RCMP defends its arrest of journalists

ASSISTANT Commissioner Eric Stubbs, BC RCMP Criminal Operations – CORE Policing, on Monday, in response to the enforcement events of November 19 in which two journalists were arrested in the Gidimt’en camp in Wet’suwet’en territory (and which were condemned by the Canadian Civil Liberties Association), said in a statement on Sunday:

 

THE RCMP understands the important constitutional role the media play in Canada. They inform the public, challenge the status quo and traditional narratives, and they ignite and foster dialogue on important subjects. The RCMP’s relationship with the media is based on mutual respect and professionalism. Our expectation is the media identify themselves as soon as possible and it is our obligation to ensure they have fair and safe access to observe and report.

The RCMP’s protocols and procedures reflect the Court’s direction and guidance with respect to media access during a protest. The courts have indicated, specifically in Re Brake, 2019 NLCA 17 that considerations for journalist presence in a protest be:

i. The person is engaged in apparent good faith in a news-gathering activity of a journalistic nature;

ii. He or she is not actively assisting, participating with or advocating for the protesters about whom the reports are being made;

iii. He or she does no act that could reasonably be considered as aiding or abetting the protestors in their protest actions or in breaching any order that has been already made;

iv. He or she is not otherwise obstructing or interfering with those seeking to enforce the law or any order that has already been made or is not otherwise interfering with the administration of justice;

v. The matters being reported on are matters that can broadly be said to be matters of public interest. Particular consideration should be given to protests involving aboriginal issues.

These conditions have been included in the Community-Industry Response Group (C-IRG) operational planning and enforcement.

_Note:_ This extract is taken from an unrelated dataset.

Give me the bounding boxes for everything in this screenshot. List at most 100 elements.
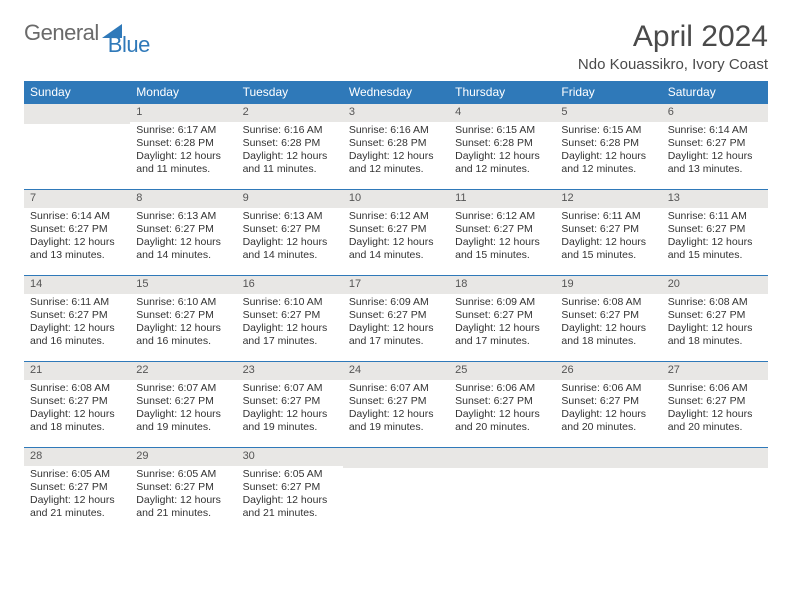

The RCMP does not question or dispute that the two individuals who identified themselves as journalists while being arrested, were in fact journalists or on assignment. In fact, the RCMP responded to one of the media agencies on Thursday night on the importance for their journalist to identify themselves to police at the first opportunity and to adhere to police requests or directions moving forward.

The RCMP can confirm:

• The RCMP did not arrest anyone for being a journalist or detain anyone for performing their job.

• On Friday, November 19, the two individuals, that later identified themselves as journalists, were not denied access to the area, nor were they escorted in or asked to stay in a specific area while enforcement was taking place. Both individuals were already on-site and inside barricaded structures with others who were the focus of enforcement efforts underway along Marten FSR. They were among those (11 individuals) advised that their actions were in breach of the BC Supreme Court injunction (civil contempt). They were also among those to whom the injunction was read and they were afforded the opportunity to leave the structures. They did not identify themselves at any point during this dialogue with police, which lasted over 60 minutes.

• When police forced open the door and began to arrest those inside, the individuals then identified themselves as journalists. They were processed and held to appear before Madam Justice Church as per her orders within the injunctions. Their personal belongings were secured and not interfered with and are available to be returned after their court proceedings.

• 20 individuals appeared before the court today in Prince George. The two journalists were released after signing conditions to abide by the injunction, to keep the peace and to attend court at a future date. Hearings continue for other contemnors.

The primary role of the RCMP in any demonstration or assembly is to preserve the peace, protect life and property, and enforce the law. This includes protecting protestors’ rights to peaceful, lawful and safe demonstration as guaranteed under the Canadian Charter of Rights and Freedoms. The RCMP also has a responsibility to ensure the general public and businesses have a right to a safe environment.

Moving forward, I remain available and willing to work with the media on ensuring there are clear communications, processes, and understanding for all those involved.